I have recently posted about CENode and how it might be used in IoT systems.
Since CENode is partially designed to communicate directly with humans (particularly those out and about or “in the field”) it makes sense for inputs and queries to be provided via voice in addition to or instead of a text interface. Whilst this has been explored in the browser (including in the previous Philips Hue control demo), it made sense to also try to leverage the Alexa voice service to interact with a CENode instance.
The Alexa Voice Service and Alexa Skills Kit are great to work with, and it was relatively straight forward to create a skill to communicate with CENode’s RESTful API.
This short video demonstrates this through using an Amazon Echo to interact with a standard, non-modified CENode instance running on CENode Explorer that is partly pre-loaded with the “space” scenario used in our main CENode demo. The rest of the post discusses the implementation and challenges.
Typical Alexa skills are split into “intents”, which describe the individual ways people might interact with the service. For example, the questions “what is the weather like today?” and “is it going to rain today?” may be two intents of a single weather skill.

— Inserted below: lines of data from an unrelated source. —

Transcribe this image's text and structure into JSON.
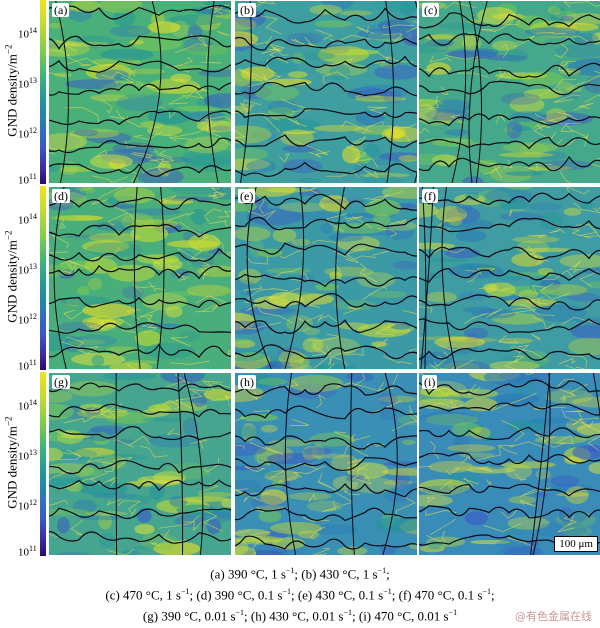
{
  "figure": {
    "y_axis_label": "GND density/m",
    "y_axis_label_exp": "−2",
    "ticks": [
      {
        "base": "10",
        "exp": "14"
      },
      {
        "base": "10",
        "exp": "13"
      },
      {
        "base": "10",
        "exp": "12"
      },
      {
        "base": "10",
        "exp": "11"
      }
    ],
    "panels": [
      {
        "label": "(a)"
      },
      {
        "label": "(b)"
      },
      {
        "label": "(c)"
      },
      {
        "label": "(d)"
      },
      {
        "label": "(e)"
      },
      {
        "label": "(f)"
      },
      {
        "label": "(g)"
      },
      {
        "label": "(h)"
      },
      {
        "label": "(i)"
      }
    ],
    "scale_bar": "100 μm",
    "colors": {
      "high": "#f2e21c",
      "mid": "#21939a",
      "low": "#2a0a6a",
      "boundary": "#0a0a14"
    }
  },
  "caption": {
    "line1": [
      {
        "text": "(a) 390 °C, 1 s"
      },
      {
        "sup": "−1"
      },
      {
        "text": "; (b) 430 °C, 1 s"
      },
      {
        "sup": "−1"
      },
      {
        "text": ";"
      }
    ],
    "line2": [
      {
        "text": "(c) 470 °C, 1 s"
      },
      {
        "sup": "−1"
      },
      {
        "text": "; (d) 390 °C, 0.1 s"
      },
      {
        "sup": "−1"
      },
      {
        "text": "; (e) 430 °C, 0.1 s"
      },
      {
        "sup": "−1"
      },
      {
        "text": "; (f) 470 °C, 0.1 s"
      },
      {
        "sup": "−1"
      },
      {
        "text": ";"
      }
    ],
    "line3": [
      {
        "text": "(g) 390 °C, 0.01 s"
      },
      {
        "sup": "−1"
      },
      {
        "text": "; (h) 430 °C, 0.01 s"
      },
      {
        "sup": "−1"
      },
      {
        "text": "; (i) 470 °C, 0.01 s"
      },
      {
        "sup": "−1"
      }
    ]
  },
  "watermark": "@有色金属在线"
}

The skill logic is handled by AWS Lambda, which is used to associate each intent with an action. When someone gives a voice command, the Alexa Voice Service (AVS) determines which intent is being called for which service, and then passes the control over to the appropriate segment in the Lambda function. The function returns a response to the AVS, which is read back out to the user.
The strength of Alexa’s ability to recognise speech is largely dependent on the information given to build each intent. For example, the intent “what is the weather like in {cityName}?”, where cityName
is a variable with several different possibilities generated during the build, will accurately recognise speech initiating this intent because the sentence structure is so well defined. A single intent may have several ways of calling it - “what’s the weather like in…”, “tell me what
the weather is in…”, “what’s the weather forecast for…”, etc. - which can be bundled into the model to further improve the accuracy even in noisy environments or when spoken by people with strong accents.
Since CENode is designed to work with an entire input string, however, the voice-to-text accuracy is much lower, and thus determining the intent and its arguments is harder. Since we need CENode to handle the entire input, our demo only has a single intent with two methods of invocation (slots):
ask Sherlock {sentence}
tell Sherlock {sentence}
Since ‘Sherlock’ is also provided as the invocation word for the service, both slots implicitly indicate both the service and the single intent to work with. I used ‘Sherlock’ as the name for the skill as it’s a name we’ve used before for CENode-related apps and it is an easy word for Alexa to understand!
sentence
is the complete body to be processed by CENode - e.g. “Jupiter is a planet” or “what is Jupiter?” - giving a typical full Echo invocation: “Alexa, tell Sherlock Jupiter is a planet”. The Alexa
segment tells the Echo to begin listening, the tell Sherlock
component determines the skill and intent to use, and the remainder of the sentence is the body provided to CENode.
Since we only have a single intent, using either ‘ask’ or ’tell’ in the invocation is irrelevant since it is CENode that will try and work out what is meant from the sentence body - whether a question or an input of information. The two slots are only used for the benefit of the human user and so invocations such as “tell Sherlock what is Jupiter?” still work.
At this stage, the AWS Lambda function handling the intent makes a standard HTTP POST request to a CENode instance, and the response is directly passed back to the Alexa service for reading-out to the user. As such, CENode itself provides all of the error-handling and misunderstood inputs, making the Alexa service itself combined with the Lambda function, in this scenario, very ’thin’.
The skill has not yet been published to the Alexa skills store for general use, but the code for this project, including the Alexa Skills Kit configuration and the AWS Lambda code (written using their Node environment) is available on GitHub.